I do not know nor use temporal smoother, but for what I have read, I think that it will not work very well... if it smooths only in the temporal domain, it should work OK, but if it also does some spatial smoothing (if it includes lines under or above the one being smoothed) it will find the combing and try to "smooth" it with awful results.
Perhaps you could separate the fields, use temporal smoother and then weave them again... something like
[read source]
SeparateFields()
[do smoothing and other stuff]
Weave()
[rest of script]
Well, with that you are smoothing each field with the other field in the same frame, so you are in fact doing some spatial smoothing at the same time since each field have a vertical "distance" of one scanline...
SeparateFields() makes a stream that has half the vertical resolution and double the framerate than the original; an interlaced stream of 720x576@25fps (D1 PAL) gets converted to 720x288@50fps.
Weave() does the opposite, takes the double-framerate, half-resolution stream and gives an interlaced one with the original framerate and resolution.
Of course, all this is just in theory, I suggest you to make some tests and of course do not forget to give here your feedback!
ulfschack
2nd April 2002, 16:13
@Pko
In theory as well as in practice my friend :)
I've been using this method since half a year back. I first got the suggestion from the very competent forum dweller MB1. I know it works with temporalsmoother (inherent in some of the versions of the mpeg2dec.dll) but I still think that maybe it's not that obvious why it should.
Consider a 50 Fps stream and you're telling the filter to go N steps backwards/forwards and filter out any noise, the algorythm would then compare frames that are shifted one field up or down since they're meant to be interlaced, right? So a grain of unwanted noise (1 pixel big) would only be present in lets say odd frames (if the noise lasts for more than two frames, which I doubt is noise). I ask myself how this affects the algorythm. Maybe this way stuff that isn't noise gets filtered out anyways to a larger extent than would it have been in a progressive video. And maybe I'm just full of it.
Any intelligent (a welcome change :) ) views on this?
cheers
ThePanda
2nd April 2002, 17:38
Yeah I was thinking that too, that it is shifted from one frame to the next, so it seems like it would blur it back and forth from frame to frame. But I don't know, I think I might just leave out the temporal smoother.
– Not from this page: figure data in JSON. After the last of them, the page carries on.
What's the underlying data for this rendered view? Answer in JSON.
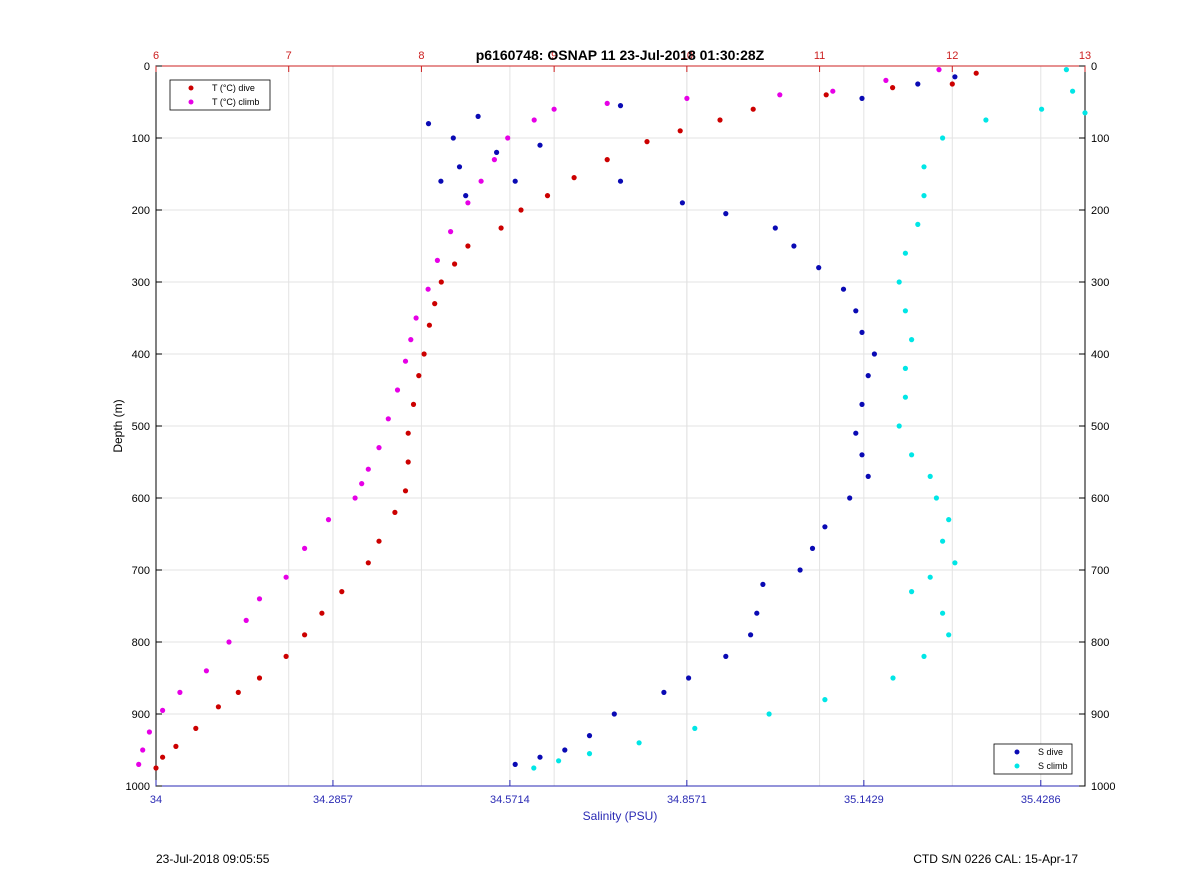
{
  "footer": {
    "left": "23-Jul-2018 09:05:55",
    "right": "CTD S/N 0226  CAL: 15-Apr-17"
  },
  "chart_data": {
    "type": "scatter",
    "title": "p6160748: OSNAP 11 23-Jul-2018 01:30:28Z",
    "ylabel": "Depth (m)",
    "xlabel_bottom": "Salinity (PSU)",
    "ylim": [
      0,
      1000
    ],
    "y_reversed": true,
    "y_ticks": [
      "0",
      "100",
      "200",
      "300",
      "400",
      "500",
      "600",
      "700",
      "800",
      "900",
      "1000"
    ],
    "x_top": {
      "range": [
        6,
        13
      ],
      "ticks": [
        "6",
        "7",
        "8",
        "9",
        "10",
        "11",
        "12",
        "13"
      ],
      "color": "#cc2020"
    },
    "x_bottom": {
      "range": [
        34,
        35.5
      ],
      "ticks": [
        "34",
        "34.2857",
        "34.5714",
        "34.8571",
        "35.1429",
        "35.4286"
      ],
      "color": "#2a2ab4"
    },
    "grid": true,
    "legends": [
      {
        "position": "top-left",
        "items": [
          {
            "label": "T (°C) dive",
            "color": "#cc0000"
          },
          {
            "label": "T (°C) climb",
            "color": "#e600e6"
          }
        ]
      },
      {
        "position": "bottom-right",
        "items": [
          {
            "label": "S dive",
            "color": "#0a0ab4"
          },
          {
            "label": "S climb",
            "color": "#00e6e6"
          }
        ]
      }
    ],
    "series": [
      {
        "name": "T (°C) dive",
        "axis": "top",
        "color": "#cc0000",
        "points": [
          [
            12.18,
            10
          ],
          [
            12.0,
            25
          ],
          [
            11.55,
            30
          ],
          [
            11.05,
            40
          ],
          [
            10.5,
            60
          ],
          [
            10.25,
            75
          ],
          [
            9.95,
            90
          ],
          [
            9.7,
            105
          ],
          [
            9.4,
            130
          ],
          [
            9.15,
            155
          ],
          [
            8.95,
            180
          ],
          [
            8.75,
            200
          ],
          [
            8.6,
            225
          ],
          [
            8.35,
            250
          ],
          [
            8.25,
            275
          ],
          [
            8.15,
            300
          ],
          [
            8.1,
            330
          ],
          [
            8.06,
            360
          ],
          [
            8.02,
            400
          ],
          [
            7.98,
            430
          ],
          [
            7.94,
            470
          ],
          [
            7.9,
            510
          ],
          [
            7.9,
            550
          ],
          [
            7.88,
            590
          ],
          [
            7.8,
            620
          ],
          [
            7.68,
            660
          ],
          [
            7.6,
            690
          ],
          [
            7.4,
            730
          ],
          [
            7.25,
            760
          ],
          [
            7.12,
            790
          ],
          [
            6.98,
            820
          ],
          [
            6.78,
            850
          ],
          [
            6.62,
            870
          ],
          [
            6.47,
            890
          ],
          [
            6.3,
            920
          ],
          [
            6.15,
            945
          ],
          [
            6.05,
            960
          ],
          [
            6.0,
            975
          ]
        ]
      },
      {
        "name": "T (°C) climb",
        "axis": "top",
        "color": "#e600e6",
        "points": [
          [
            11.9,
            5
          ],
          [
            11.5,
            20
          ],
          [
            11.1,
            35
          ],
          [
            10.7,
            40
          ],
          [
            10.0,
            45
          ],
          [
            9.4,
            52
          ],
          [
            9.0,
            60
          ],
          [
            8.85,
            75
          ],
          [
            8.65,
            100
          ],
          [
            8.55,
            130
          ],
          [
            8.45,
            160
          ],
          [
            8.35,
            190
          ],
          [
            8.22,
            230
          ],
          [
            8.12,
            270
          ],
          [
            8.05,
            310
          ],
          [
            7.96,
            350
          ],
          [
            7.92,
            380
          ],
          [
            7.88,
            410
          ],
          [
            7.82,
            450
          ],
          [
            7.75,
            490
          ],
          [
            7.68,
            530
          ],
          [
            7.6,
            560
          ],
          [
            7.55,
            580
          ],
          [
            7.5,
            600
          ],
          [
            7.3,
            630
          ],
          [
            7.12,
            670
          ],
          [
            6.98,
            710
          ],
          [
            6.78,
            740
          ],
          [
            6.68,
            770
          ],
          [
            6.55,
            800
          ],
          [
            6.38,
            840
          ],
          [
            6.18,
            870
          ],
          [
            6.05,
            895
          ],
          [
            5.95,
            925
          ],
          [
            5.9,
            950
          ],
          [
            5.87,
            970
          ]
        ]
      },
      {
        "name": "S dive",
        "axis": "bottom",
        "color": "#0a0ab4",
        "points": [
          [
            35.29,
            15
          ],
          [
            35.23,
            25
          ],
          [
            35.14,
            45
          ],
          [
            34.75,
            55
          ],
          [
            34.52,
            70
          ],
          [
            34.44,
            80
          ],
          [
            34.48,
            100
          ],
          [
            34.55,
            120
          ],
          [
            34.49,
            140
          ],
          [
            34.46,
            160
          ],
          [
            34.5,
            180
          ],
          [
            34.58,
            160
          ],
          [
            34.62,
            110
          ],
          [
            34.75,
            160
          ],
          [
            34.85,
            190
          ],
          [
            34.92,
            205
          ],
          [
            35.0,
            225
          ],
          [
            35.03,
            250
          ],
          [
            35.07,
            280
          ],
          [
            35.11,
            310
          ],
          [
            35.13,
            340
          ],
          [
            35.14,
            370
          ],
          [
            35.16,
            400
          ],
          [
            35.15,
            430
          ],
          [
            35.14,
            470
          ],
          [
            35.13,
            510
          ],
          [
            35.14,
            540
          ],
          [
            35.15,
            570
          ],
          [
            35.12,
            600
          ],
          [
            35.08,
            640
          ],
          [
            35.06,
            670
          ],
          [
            35.04,
            700
          ],
          [
            34.98,
            720
          ],
          [
            34.97,
            760
          ],
          [
            34.96,
            790
          ],
          [
            34.92,
            820
          ],
          [
            34.86,
            850
          ],
          [
            34.82,
            870
          ],
          [
            34.74,
            900
          ],
          [
            34.7,
            930
          ],
          [
            34.66,
            950
          ],
          [
            34.62,
            960
          ],
          [
            34.58,
            970
          ]
        ]
      },
      {
        "name": "S climb",
        "axis": "bottom",
        "color": "#00e6e6",
        "points": [
          [
            35.47,
            5
          ],
          [
            35.48,
            35
          ],
          [
            35.5,
            65
          ],
          [
            35.43,
            60
          ],
          [
            35.34,
            75
          ],
          [
            35.27,
            100
          ],
          [
            35.24,
            140
          ],
          [
            35.24,
            180
          ],
          [
            35.23,
            220
          ],
          [
            35.21,
            260
          ],
          [
            35.2,
            300
          ],
          [
            35.21,
            340
          ],
          [
            35.22,
            380
          ],
          [
            35.21,
            420
          ],
          [
            35.21,
            460
          ],
          [
            35.2,
            500
          ],
          [
            35.22,
            540
          ],
          [
            35.25,
            570
          ],
          [
            35.26,
            600
          ],
          [
            35.28,
            630
          ],
          [
            35.27,
            660
          ],
          [
            35.29,
            690
          ],
          [
            35.25,
            710
          ],
          [
            35.22,
            730
          ],
          [
            35.27,
            760
          ],
          [
            35.28,
            790
          ],
          [
            35.24,
            820
          ],
          [
            35.19,
            850
          ],
          [
            35.08,
            880
          ],
          [
            34.99,
            900
          ],
          [
            34.87,
            920
          ],
          [
            34.78,
            940
          ],
          [
            34.7,
            955
          ],
          [
            34.65,
            965
          ],
          [
            34.61,
            975
          ]
        ]
      }
    ]
  }
}
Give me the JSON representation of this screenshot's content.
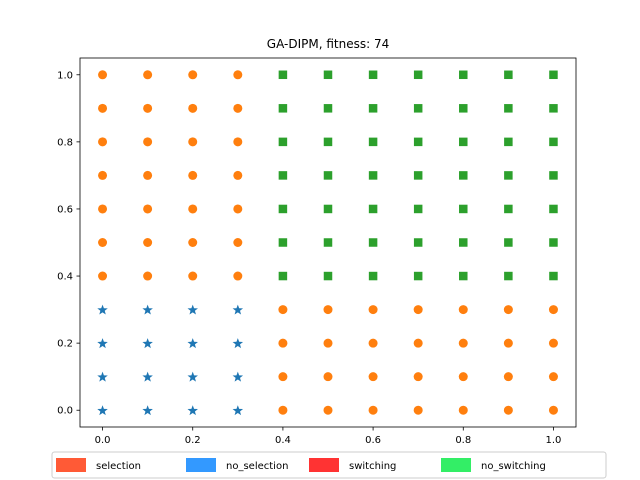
{
  "chart_data": {
    "type": "scatter",
    "title": "GA-DIPM, fitness: 74",
    "xlabel": "",
    "ylabel": "",
    "xlim": [
      -0.05,
      1.05
    ],
    "ylim": [
      -0.05,
      1.05
    ],
    "xticks": [
      "0.0",
      "0.2",
      "0.4",
      "0.6",
      "0.8",
      "1.0"
    ],
    "yticks": [
      "0.0",
      "0.2",
      "0.4",
      "0.6",
      "0.8",
      "1.0"
    ],
    "grid": false,
    "marker_colors": {
      "star": "#1f77b4",
      "circle": "#ff7f0e",
      "square": "#2ca02c"
    },
    "points": {
      "star": [
        [
          0.0,
          0.0
        ],
        [
          0.1,
          0.0
        ],
        [
          0.2,
          0.0
        ],
        [
          0.3,
          0.0
        ],
        [
          0.0,
          0.1
        ],
        [
          0.1,
          0.1
        ],
        [
          0.2,
          0.1
        ],
        [
          0.3,
          0.1
        ],
        [
          0.0,
          0.2
        ],
        [
          0.1,
          0.2
        ],
        [
          0.2,
          0.2
        ],
        [
          0.3,
          0.2
        ],
        [
          0.0,
          0.3
        ],
        [
          0.1,
          0.3
        ],
        [
          0.2,
          0.3
        ],
        [
          0.3,
          0.3
        ]
      ],
      "circle": [
        [
          0.4,
          0.0
        ],
        [
          0.5,
          0.0
        ],
        [
          0.6,
          0.0
        ],
        [
          0.7,
          0.0
        ],
        [
          0.8,
          0.0
        ],
        [
          0.9,
          0.0
        ],
        [
          1.0,
          0.0
        ],
        [
          0.4,
          0.1
        ],
        [
          0.5,
          0.1
        ],
        [
          0.6,
          0.1
        ],
        [
          0.7,
          0.1
        ],
        [
          0.8,
          0.1
        ],
        [
          0.9,
          0.1
        ],
        [
          1.0,
          0.1
        ],
        [
          0.4,
          0.2
        ],
        [
          0.5,
          0.2
        ],
        [
          0.6,
          0.2
        ],
        [
          0.7,
          0.2
        ],
        [
          0.8,
          0.2
        ],
        [
          0.9,
          0.2
        ],
        [
          1.0,
          0.2
        ],
        [
          0.4,
          0.3
        ],
        [
          0.5,
          0.3
        ],
        [
          0.6,
          0.3
        ],
        [
          0.7,
          0.3
        ],
        [
          0.8,
          0.3
        ],
        [
          0.9,
          0.3
        ],
        [
          1.0,
          0.3
        ],
        [
          0.0,
          0.4
        ],
        [
          0.1,
          0.4
        ],
        [
          0.2,
          0.4
        ],
        [
          0.3,
          0.4
        ],
        [
          0.0,
          0.5
        ],
        [
          0.1,
          0.5
        ],
        [
          0.2,
          0.5
        ],
        [
          0.3,
          0.5
        ],
        [
          0.0,
          0.6
        ],
        [
          0.1,
          0.6
        ],
        [
          0.2,
          0.6
        ],
        [
          0.3,
          0.6
        ],
        [
          0.0,
          0.7
        ],
        [
          0.1,
          0.7
        ],
        [
          0.2,
          0.7
        ],
        [
          0.3,
          0.7
        ],
        [
          0.0,
          0.8
        ],
        [
          0.1,
          0.8
        ],
        [
          0.2,
          0.8
        ],
        [
          0.3,
          0.8
        ],
        [
          0.0,
          0.9
        ],
        [
          0.1,
          0.9
        ],
        [
          0.2,
          0.9
        ],
        [
          0.3,
          0.9
        ],
        [
          0.0,
          1.0
        ],
        [
          0.1,
          1.0
        ],
        [
          0.2,
          1.0
        ],
        [
          0.3,
          1.0
        ]
      ],
      "square": [
        [
          0.4,
          0.4
        ],
        [
          0.5,
          0.4
        ],
        [
          0.6,
          0.4
        ],
        [
          0.7,
          0.4
        ],
        [
          0.8,
          0.4
        ],
        [
          0.9,
          0.4
        ],
        [
          1.0,
          0.4
        ],
        [
          0.4,
          0.5
        ],
        [
          0.5,
          0.5
        ],
        [
          0.6,
          0.5
        ],
        [
          0.7,
          0.5
        ],
        [
          0.8,
          0.5
        ],
        [
          0.9,
          0.5
        ],
        [
          1.0,
          0.5
        ],
        [
          0.4,
          0.6
        ],
        [
          0.5,
          0.6
        ],
        [
          0.6,
          0.6
        ],
        [
          0.7,
          0.6
        ],
        [
          0.8,
          0.6
        ],
        [
          0.9,
          0.6
        ],
        [
          1.0,
          0.6
        ],
        [
          0.4,
          0.7
        ],
        [
          0.5,
          0.7
        ],
        [
          0.6,
          0.7
        ],
        [
          0.7,
          0.7
        ],
        [
          0.8,
          0.7
        ],
        [
          0.9,
          0.7
        ],
        [
          1.0,
          0.7
        ],
        [
          0.4,
          0.8
        ],
        [
          0.5,
          0.8
        ],
        [
          0.6,
          0.8
        ],
        [
          0.7,
          0.8
        ],
        [
          0.8,
          0.8
        ],
        [
          0.9,
          0.8
        ],
        [
          1.0,
          0.8
        ],
        [
          0.4,
          0.9
        ],
        [
          0.5,
          0.9
        ],
        [
          0.6,
          0.9
        ],
        [
          0.7,
          0.9
        ],
        [
          0.8,
          0.9
        ],
        [
          0.9,
          0.9
        ],
        [
          1.0,
          0.9
        ],
        [
          0.4,
          1.0
        ],
        [
          0.5,
          1.0
        ],
        [
          0.6,
          1.0
        ],
        [
          0.7,
          1.0
        ],
        [
          0.8,
          1.0
        ],
        [
          0.9,
          1.0
        ],
        [
          1.0,
          1.0
        ]
      ]
    },
    "legend": {
      "placement": "bottom",
      "entries": [
        {
          "label": "selection",
          "color": "#ff5a36"
        },
        {
          "label": "no_selection",
          "color": "#3399ff"
        },
        {
          "label": "switching",
          "color": "#ff3333"
        },
        {
          "label": "no_switching",
          "color": "#33ee66"
        }
      ]
    }
  }
}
How about spatial smoother? Doesn't that have an interlaced mode? I guess that kind of ruins the picture too but maybe it would improve compression enough to compensate and would not look any different on a tv
ulfschack
3rd April 2002, 11:28
Sorry Pko about the repetition of what you'd allready said. I must have skipped over the part where you mentioned the one scanline offset. And yes, your probably right about some spatial smoothing effect with a temporal filter on separtated frames. This actually calls for some subjective testing.
Boulder
8th April 2002, 23:37
@Pko: Sorry, I've been away for a while.. I don't know what DVD2SVCD does by default. However, I think that I've been very lucky as all the conversion I've done with it have been perfect (I've converted several NTSC and PAL DVDs). I've not chosen any deinterlace options as it's recommended not to deinterlace. I've not done any DVD->SVCD conversions manually so I don't know how the sources must be handled. I've had to deinterlace all my VHS captures as the result has been crappy if I haven't used Decomb (the subtitles are flickering badly!)